Dench honored for contribution to theater
Oscar-winning actress Judi Dench received a standing ovation Monday as she accepted a special honor given to her to mark the 50th anniversary of the Evening Standard Theater Awards, the AP reports. “I’ve only been given this award for 47 years of doing a job that I absolutely adore,” Dench said. “I didn’t set out to be an actress but I changed my mind and I couldn’t be more pleased that I did.” Nathan Lane and Lee Evans, who star in the West End version of The Producers, accepted the best musical award for the Mel Brooks‘ musical. Sex and the City star Kim Cattrall, who will appear in the West End starting next month in Whose Life Is It Anyway?, attended the ceremony, as did Christian Slater, who is currently starring in a stage version of One Flew Over the Cuckoo’s Nest.

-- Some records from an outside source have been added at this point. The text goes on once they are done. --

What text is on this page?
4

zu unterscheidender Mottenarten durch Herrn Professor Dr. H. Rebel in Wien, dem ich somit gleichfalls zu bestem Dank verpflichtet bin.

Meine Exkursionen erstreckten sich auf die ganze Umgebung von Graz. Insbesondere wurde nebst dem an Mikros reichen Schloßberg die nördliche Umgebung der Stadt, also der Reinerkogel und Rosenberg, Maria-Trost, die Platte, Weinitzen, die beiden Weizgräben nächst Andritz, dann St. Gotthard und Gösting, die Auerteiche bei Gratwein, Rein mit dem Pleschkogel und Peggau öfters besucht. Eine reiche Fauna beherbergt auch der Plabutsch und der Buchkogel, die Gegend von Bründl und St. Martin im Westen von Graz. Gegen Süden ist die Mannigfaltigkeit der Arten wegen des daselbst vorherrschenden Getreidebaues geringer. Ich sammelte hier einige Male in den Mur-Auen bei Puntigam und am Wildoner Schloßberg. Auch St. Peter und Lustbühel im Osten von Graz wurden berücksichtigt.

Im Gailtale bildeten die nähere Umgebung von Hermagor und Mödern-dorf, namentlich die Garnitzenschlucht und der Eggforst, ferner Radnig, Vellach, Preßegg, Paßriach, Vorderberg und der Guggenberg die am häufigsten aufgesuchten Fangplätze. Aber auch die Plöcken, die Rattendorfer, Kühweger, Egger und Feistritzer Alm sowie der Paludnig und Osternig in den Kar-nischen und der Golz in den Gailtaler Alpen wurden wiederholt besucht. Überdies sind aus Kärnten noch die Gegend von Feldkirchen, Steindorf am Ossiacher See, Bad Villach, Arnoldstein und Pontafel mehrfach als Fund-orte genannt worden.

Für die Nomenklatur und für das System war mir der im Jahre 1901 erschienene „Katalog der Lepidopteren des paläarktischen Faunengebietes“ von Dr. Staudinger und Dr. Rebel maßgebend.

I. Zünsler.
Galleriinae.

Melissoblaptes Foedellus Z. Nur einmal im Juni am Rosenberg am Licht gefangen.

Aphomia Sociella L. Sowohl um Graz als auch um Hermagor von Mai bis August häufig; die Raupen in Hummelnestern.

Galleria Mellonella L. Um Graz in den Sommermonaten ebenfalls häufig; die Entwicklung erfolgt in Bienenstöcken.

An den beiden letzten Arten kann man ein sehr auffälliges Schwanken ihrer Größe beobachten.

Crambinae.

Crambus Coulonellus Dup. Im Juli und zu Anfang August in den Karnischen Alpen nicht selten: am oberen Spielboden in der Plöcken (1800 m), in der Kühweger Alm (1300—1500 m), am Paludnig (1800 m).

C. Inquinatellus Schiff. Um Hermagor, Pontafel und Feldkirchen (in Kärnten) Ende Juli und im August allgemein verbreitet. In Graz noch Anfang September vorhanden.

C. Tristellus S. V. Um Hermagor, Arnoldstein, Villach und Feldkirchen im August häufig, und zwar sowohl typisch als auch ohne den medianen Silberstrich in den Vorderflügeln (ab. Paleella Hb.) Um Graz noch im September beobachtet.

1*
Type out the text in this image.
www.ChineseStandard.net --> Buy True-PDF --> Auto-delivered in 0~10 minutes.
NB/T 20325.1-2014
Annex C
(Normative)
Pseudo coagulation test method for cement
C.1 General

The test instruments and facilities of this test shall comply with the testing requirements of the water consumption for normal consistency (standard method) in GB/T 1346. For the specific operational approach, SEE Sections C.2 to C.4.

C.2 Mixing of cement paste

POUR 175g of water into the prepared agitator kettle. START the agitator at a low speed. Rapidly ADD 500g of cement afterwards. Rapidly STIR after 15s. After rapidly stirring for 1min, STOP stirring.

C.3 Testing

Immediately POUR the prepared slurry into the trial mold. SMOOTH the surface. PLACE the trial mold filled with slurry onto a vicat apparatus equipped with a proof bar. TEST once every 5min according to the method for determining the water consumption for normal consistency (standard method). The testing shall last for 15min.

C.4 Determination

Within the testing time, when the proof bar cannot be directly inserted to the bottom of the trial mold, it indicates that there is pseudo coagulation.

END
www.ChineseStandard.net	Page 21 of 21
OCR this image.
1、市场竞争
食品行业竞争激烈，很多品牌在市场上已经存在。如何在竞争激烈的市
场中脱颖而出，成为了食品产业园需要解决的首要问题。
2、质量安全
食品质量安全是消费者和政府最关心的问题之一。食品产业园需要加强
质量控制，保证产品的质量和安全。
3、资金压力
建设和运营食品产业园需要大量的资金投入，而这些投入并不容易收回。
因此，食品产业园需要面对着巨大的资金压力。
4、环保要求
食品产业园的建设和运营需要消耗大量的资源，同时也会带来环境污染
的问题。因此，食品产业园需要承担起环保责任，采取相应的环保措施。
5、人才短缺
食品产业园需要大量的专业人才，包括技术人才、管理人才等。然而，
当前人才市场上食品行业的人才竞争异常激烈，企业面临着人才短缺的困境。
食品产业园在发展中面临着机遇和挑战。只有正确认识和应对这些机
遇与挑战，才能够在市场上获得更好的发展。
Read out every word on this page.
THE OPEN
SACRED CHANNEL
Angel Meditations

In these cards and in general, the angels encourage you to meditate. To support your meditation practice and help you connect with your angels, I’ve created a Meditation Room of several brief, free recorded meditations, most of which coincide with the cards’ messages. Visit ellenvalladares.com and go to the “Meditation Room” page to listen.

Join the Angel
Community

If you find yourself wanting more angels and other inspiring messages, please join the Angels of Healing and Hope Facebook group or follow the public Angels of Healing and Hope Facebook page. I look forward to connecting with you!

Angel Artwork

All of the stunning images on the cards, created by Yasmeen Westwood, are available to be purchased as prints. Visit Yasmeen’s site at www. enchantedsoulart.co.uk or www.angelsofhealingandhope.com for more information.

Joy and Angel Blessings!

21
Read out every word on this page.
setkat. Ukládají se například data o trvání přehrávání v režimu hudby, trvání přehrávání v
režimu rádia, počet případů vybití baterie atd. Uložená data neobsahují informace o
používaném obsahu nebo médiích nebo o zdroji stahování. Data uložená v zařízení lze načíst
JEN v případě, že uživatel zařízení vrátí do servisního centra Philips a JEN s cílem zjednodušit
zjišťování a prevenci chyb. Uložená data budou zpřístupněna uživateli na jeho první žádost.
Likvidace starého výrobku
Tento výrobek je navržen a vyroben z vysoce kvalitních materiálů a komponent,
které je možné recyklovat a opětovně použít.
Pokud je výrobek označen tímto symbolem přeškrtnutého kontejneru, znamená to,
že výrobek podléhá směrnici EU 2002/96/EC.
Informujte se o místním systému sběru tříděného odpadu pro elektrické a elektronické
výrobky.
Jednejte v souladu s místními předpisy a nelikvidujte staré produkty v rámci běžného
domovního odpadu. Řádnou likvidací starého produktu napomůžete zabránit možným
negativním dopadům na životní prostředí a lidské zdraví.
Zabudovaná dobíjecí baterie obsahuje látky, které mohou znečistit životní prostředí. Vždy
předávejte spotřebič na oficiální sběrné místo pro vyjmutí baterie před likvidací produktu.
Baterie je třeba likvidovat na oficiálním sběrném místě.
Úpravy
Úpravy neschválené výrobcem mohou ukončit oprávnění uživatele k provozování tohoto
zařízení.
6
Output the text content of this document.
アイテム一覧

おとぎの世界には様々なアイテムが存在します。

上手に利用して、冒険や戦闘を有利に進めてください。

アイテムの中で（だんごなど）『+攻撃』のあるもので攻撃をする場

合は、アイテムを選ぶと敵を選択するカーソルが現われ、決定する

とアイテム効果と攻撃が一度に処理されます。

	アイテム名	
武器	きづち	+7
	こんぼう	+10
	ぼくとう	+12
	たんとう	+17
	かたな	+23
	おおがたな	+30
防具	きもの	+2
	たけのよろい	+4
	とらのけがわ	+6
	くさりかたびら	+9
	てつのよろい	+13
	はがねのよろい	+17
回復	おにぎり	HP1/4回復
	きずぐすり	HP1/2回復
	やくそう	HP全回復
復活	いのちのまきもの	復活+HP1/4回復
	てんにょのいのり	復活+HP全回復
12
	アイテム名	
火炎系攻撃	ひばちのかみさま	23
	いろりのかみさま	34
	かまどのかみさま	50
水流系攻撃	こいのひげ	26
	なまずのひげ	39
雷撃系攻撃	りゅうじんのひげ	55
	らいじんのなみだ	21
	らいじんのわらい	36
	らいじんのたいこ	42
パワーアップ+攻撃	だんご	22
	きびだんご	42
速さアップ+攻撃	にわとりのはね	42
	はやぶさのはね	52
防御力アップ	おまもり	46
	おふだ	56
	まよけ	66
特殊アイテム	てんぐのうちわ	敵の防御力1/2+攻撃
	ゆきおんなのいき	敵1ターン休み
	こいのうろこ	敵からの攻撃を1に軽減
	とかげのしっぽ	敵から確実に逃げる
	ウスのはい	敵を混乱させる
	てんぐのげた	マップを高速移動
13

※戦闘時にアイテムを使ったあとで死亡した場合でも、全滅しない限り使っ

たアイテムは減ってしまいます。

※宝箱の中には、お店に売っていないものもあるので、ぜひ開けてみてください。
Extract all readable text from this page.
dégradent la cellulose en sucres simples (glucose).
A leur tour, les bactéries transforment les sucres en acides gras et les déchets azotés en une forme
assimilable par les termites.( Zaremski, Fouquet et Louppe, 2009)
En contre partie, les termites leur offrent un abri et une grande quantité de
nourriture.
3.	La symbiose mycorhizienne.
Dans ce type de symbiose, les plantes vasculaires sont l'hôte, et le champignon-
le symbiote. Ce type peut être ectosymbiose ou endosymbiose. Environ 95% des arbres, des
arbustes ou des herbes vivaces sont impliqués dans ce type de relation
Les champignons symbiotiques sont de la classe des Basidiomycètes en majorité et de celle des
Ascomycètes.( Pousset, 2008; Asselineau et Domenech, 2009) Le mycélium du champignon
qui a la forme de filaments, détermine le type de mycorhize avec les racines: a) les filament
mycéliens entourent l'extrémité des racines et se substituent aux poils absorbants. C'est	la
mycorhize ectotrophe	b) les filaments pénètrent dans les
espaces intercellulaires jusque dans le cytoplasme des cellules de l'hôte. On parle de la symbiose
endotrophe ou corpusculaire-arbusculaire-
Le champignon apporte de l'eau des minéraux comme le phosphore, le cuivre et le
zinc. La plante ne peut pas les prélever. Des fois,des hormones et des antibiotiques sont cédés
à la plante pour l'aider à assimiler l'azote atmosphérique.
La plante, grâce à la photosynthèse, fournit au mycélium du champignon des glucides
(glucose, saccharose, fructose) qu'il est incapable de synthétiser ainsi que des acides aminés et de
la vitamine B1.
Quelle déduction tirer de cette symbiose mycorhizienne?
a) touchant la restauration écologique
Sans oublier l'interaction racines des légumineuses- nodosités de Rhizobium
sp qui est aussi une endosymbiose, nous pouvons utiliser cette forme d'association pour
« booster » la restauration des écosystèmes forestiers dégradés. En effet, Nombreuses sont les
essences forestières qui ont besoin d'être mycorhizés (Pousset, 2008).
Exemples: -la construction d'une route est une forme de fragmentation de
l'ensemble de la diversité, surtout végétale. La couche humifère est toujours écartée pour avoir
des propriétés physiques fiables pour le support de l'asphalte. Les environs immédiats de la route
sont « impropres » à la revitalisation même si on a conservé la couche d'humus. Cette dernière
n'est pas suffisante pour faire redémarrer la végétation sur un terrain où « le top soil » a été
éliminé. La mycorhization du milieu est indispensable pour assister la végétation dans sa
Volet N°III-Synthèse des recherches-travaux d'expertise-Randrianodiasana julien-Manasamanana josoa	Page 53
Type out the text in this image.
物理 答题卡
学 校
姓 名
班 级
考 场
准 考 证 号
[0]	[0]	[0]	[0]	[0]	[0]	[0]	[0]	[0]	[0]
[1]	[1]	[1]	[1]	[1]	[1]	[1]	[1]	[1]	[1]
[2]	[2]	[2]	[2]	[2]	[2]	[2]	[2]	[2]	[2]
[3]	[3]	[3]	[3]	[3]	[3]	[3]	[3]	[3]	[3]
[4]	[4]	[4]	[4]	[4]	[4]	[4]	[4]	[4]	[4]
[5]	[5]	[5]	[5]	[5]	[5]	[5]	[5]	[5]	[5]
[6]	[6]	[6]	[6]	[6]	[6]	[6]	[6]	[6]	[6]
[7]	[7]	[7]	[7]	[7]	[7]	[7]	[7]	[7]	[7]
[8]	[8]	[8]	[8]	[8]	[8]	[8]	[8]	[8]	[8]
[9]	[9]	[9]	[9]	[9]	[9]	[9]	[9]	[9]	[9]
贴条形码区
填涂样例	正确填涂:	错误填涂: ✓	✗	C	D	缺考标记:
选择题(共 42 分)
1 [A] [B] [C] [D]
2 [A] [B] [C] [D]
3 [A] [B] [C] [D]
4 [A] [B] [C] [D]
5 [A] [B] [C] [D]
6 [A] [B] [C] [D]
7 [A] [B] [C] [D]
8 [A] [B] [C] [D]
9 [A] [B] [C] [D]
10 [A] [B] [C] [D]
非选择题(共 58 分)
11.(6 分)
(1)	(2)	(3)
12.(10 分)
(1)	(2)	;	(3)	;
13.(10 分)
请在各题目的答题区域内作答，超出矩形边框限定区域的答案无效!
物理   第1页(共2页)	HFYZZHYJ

U2, Pretenders tagged for Hall of Fame
Irish rockers U2, along with The Pretenders, soul veterans Percy Sledge and the O’Jays, and blues guitarist Buddy Guy will be inducted into the 20th annual Rock and Roll Hall of Fame ceremony, Mar. 14, Reuters reports. U2’s induction will come shortly after they begin a world tour in Florida on Mar. 1, promoting their recently released new album, How to Dismantle an Atomic Bomb, which topped the charts around the world and garnered three Grammy nominations last week.